The US maintains jurisdiction over the outer portion of the bay where the enclave is, but acknowledges that Cuba maintains final sovereignty.
Bone of contention
The rise to the power of Fidel Castro in 1959, his subsequent confrontation with Washington and approach to Moscow in the Cold War, marked a deep turn in the bilateral relationship and turned Washington and Havana into long -standing ideological enemies.
During the missile crisis in 1962, the Naval Base became one of the closest borders between the two sides. Two years later, Castro cut the supplies of water and electricity towards Gitmthat from that moment was isolated from the rest of the territory.
A strip of “nobody's land” was established, for which Cubans who sought to flee to US territory in search of a better life would later risk.
The only exception was a small number of Cubans who crossed daily the gitm gate to work at the base, a practice that ceased several years ago. After the rupture of the relations between the two countries, some 70 Cubans decided to stay there.

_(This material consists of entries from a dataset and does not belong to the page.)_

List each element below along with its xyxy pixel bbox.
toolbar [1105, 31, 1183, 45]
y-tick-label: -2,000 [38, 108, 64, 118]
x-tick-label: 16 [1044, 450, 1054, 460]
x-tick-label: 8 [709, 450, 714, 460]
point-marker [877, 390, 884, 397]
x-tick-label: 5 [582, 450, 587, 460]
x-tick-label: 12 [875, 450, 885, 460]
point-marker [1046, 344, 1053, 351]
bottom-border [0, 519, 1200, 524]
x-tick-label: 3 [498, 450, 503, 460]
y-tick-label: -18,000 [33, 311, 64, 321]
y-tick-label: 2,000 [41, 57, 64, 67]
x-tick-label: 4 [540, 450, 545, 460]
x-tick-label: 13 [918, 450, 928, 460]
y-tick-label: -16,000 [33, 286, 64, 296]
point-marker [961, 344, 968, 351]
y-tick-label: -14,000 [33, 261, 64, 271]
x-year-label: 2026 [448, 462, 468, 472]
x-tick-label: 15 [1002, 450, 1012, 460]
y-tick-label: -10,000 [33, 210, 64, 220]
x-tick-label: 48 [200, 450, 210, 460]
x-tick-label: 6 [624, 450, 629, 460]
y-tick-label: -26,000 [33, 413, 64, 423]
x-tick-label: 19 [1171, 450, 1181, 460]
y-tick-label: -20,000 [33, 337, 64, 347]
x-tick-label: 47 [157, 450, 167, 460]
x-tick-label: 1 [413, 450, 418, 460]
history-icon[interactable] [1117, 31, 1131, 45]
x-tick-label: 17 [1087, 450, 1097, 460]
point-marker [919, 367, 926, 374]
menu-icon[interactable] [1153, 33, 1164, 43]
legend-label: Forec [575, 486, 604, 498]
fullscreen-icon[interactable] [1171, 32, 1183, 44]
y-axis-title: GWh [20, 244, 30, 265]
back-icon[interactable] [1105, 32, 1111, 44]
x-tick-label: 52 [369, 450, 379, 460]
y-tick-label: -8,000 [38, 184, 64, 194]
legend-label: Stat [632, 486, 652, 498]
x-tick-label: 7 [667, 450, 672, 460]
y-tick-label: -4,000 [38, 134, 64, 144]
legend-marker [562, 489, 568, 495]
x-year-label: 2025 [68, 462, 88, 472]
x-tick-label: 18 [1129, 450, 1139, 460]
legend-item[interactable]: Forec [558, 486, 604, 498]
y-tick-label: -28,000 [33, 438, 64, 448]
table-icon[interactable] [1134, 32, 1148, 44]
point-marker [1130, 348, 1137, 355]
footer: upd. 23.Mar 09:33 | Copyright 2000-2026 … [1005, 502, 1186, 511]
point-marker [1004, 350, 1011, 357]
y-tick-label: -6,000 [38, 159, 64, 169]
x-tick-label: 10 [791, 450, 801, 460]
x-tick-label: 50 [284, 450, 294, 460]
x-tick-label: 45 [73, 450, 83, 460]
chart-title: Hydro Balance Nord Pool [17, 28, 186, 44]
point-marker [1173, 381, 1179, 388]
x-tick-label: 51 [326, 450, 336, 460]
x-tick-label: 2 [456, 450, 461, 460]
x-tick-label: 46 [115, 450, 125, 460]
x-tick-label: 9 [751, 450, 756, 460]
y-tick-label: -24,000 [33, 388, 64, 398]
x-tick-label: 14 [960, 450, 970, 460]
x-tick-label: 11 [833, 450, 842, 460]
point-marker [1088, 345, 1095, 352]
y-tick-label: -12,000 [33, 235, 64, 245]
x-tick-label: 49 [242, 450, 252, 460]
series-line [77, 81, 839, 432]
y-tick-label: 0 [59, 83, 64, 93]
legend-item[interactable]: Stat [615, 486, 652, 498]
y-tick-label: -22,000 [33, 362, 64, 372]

At the worst of the cold war, shootings and aggressions were not rare from one side and one. Popular culture reflects it in what is possibly the best known film about life in the military base: a matter of honor (A Few Good Men, 1992). The base commander, Nathan Jessep, played by Jack Nicholson, reminds Lieutenant Daniel Kaffee (Tom Cruise) in one of the most famous scenes of the film that he “takes his breakfast at 300 yards (274 meters) of 4,000 Cubans trained to kill him. “
The few civilians who have visited it describe the camp as a mini American city with McDonald's included, the only subsidiary of the famous chain in the communist island.
Camp for migrants and detention center
Perhaps the best known detention center is the prison where the US sent to the prisoners accused in relation to the mortal attacks of September 11, 2001. The images of prisoners in orange monkeys and the stories of the abuse to which they were submitted To the world.
However, before that, Gitm He welcomed thousands of migrants during the worst of the 1994 Balsers crisis, one of the greatest Cuban exodus to the US, when the Coast Guard intercepted more than 3,000 islanders in rustic rafts.
According to him Guantanamo Public Memory Projecta collaborative effort that documented the history of the base, 34,090 Haitians and 34,000 Cuban balslers would spend time arrested there, mostly in difficult conditions because the great influx of migrants quickly overwhelmed the capacities of military personnel. Providing adequate accommodation, sanitation and food proved to be a great challenge.
Over time, the conditions improved, but the situation stabilized and the Cubans ceased to be carried there. The base continued to receive migrants, but to a lesser number.
What are Trump's plans?
The use of the base again as a migrant detention center was announced by President Donald Trump as part of his hard hand policy against irregular immigration. The idea of the president starts from using the existing conditions in the enclave to send to what the Administration considers as “the worst of the worst” of immigrants with a criminal record or related to dangerous criminal gangs.
“Today I am also signing an executive order to instruct the National Defense and Security departments to begin preparing the installation for 30,000 immigrants in Guantanamo Bay,” Trump said on January 29.
According to the president, “some of them are so bad that we do not even trust that countries retain them because we don't want them to return, so we will send them to Guantanamo.”
The plan immediately caused the rejection of several rulers in the region, including Cuban leader Miguel Díaz-Canel, who described him as a new “act of brutality” at the base, “located in illegally occupied Cuba territory.”